Yao Xiuli is scheduled to travel to Spain and Morocco with her husband for the holiday, which runs Oct. 1-7. She was reluctant to join a tour group due to bugbears about agencies' irregularities, especially after French reports of Chinese-held counterfeit tickets to the Louvre Museum in Paris.
"We chose to travel by ourselves to avoid being forced to go shopping, rush from one spot to another, and also the risk of fake tickets," said Yao.
In early September, French reports of possible Chinese tourist involvement in a batch of fake Louvre passes aroused great concern both home and abroad.
According to French daily Le Parisien, staff at the Louvre Museum last month began noticing several dozen Chinese tourists with counterfeit tickets, which were poorly and inconsistently printed.
It said that around the same time the tickets were discovered, Belgian customs officials alerted French authorities that they had seized about 3,600 counterfeit Louvre tickets hidden in a package sent from China.
However, the ongoing investigation has not revealed whether the tickets were used or made for benefit by Chinese tourism agencies, nor whether the Chinese ticket-holders had any consciousness of their illegality.
Yu Ningning, president of the China International Travel Services Co., Ltd., told a Xinhua reporter that the use of the fake tickets by Chinese tourists does not necessarily mean they were made by Chinese.
"As an industry insider, I have no idea why such an incident occurred and I hope the local police can investigate the source of these tickets," Yu said.
The official also added that no such fake ticket incident has ever happened in Beijing or China's famous tourist spots.
Tourism officials in north China's Shaanxi Province also said they had heard of no similar cases at local attractions such as the Terracotta Warriors, where electronic tickets are used. Moreover, counterfeit tickets had never appeared before the adoption of electronic tickets, according to the spot's tourism administration bureau.
Nevertheless, netizens on China's Twitter-like Sina Weibo service said the Louvre case could tarnish the image of Chinese tourists and China.
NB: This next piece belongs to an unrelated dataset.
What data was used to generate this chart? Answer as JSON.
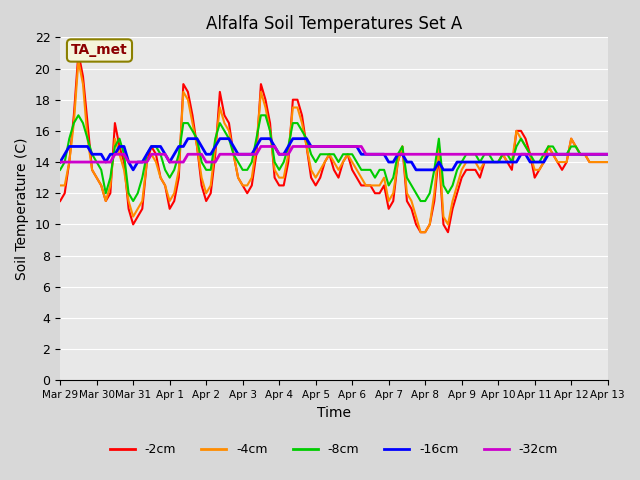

"Most Western museums are nonprofit organizations with low prices and lax fare collection systems that operate on trust. This case has not only damaged the image of Chinese tourists, but also took a toll on such trust," said user Ge Lei in a post on his real-name Sina Weibo account.
The incident has reminded citizens of similar cases involving Chinese tourists' unseemly behavior. With stories of Chinese abroad bathing their feet in ceremonial fountains or leaving graffiti on historical monuments making headlines, Chinese authorities and travel agencies have begun to think of new ways to regulate tourism agencies and Chinese tourists as well.
The National Tourism Administration Office announced on Sept. 18 that it would strengthen management of tourism agencies abroad. Also, the nation's first tourism law, which will be fully implemented from Oct. 1, will help to rectify unruly behavior among both agencies and tourists. Those disobeying the law will receive legal punishment.
Residents in east China's Zhejiang Province told the Zhejiang Daily that their travel agencies have recently started requiring them to provide certificates attesting to their good manners.
"The certificate should be presented by employers or neighborhood committees. The tourists said that they were asked before overseas trips to sign a letter of commitment and pay a deposit guaranteeing good behavior," the official newspaper of Zhejiang said on its Weibo account.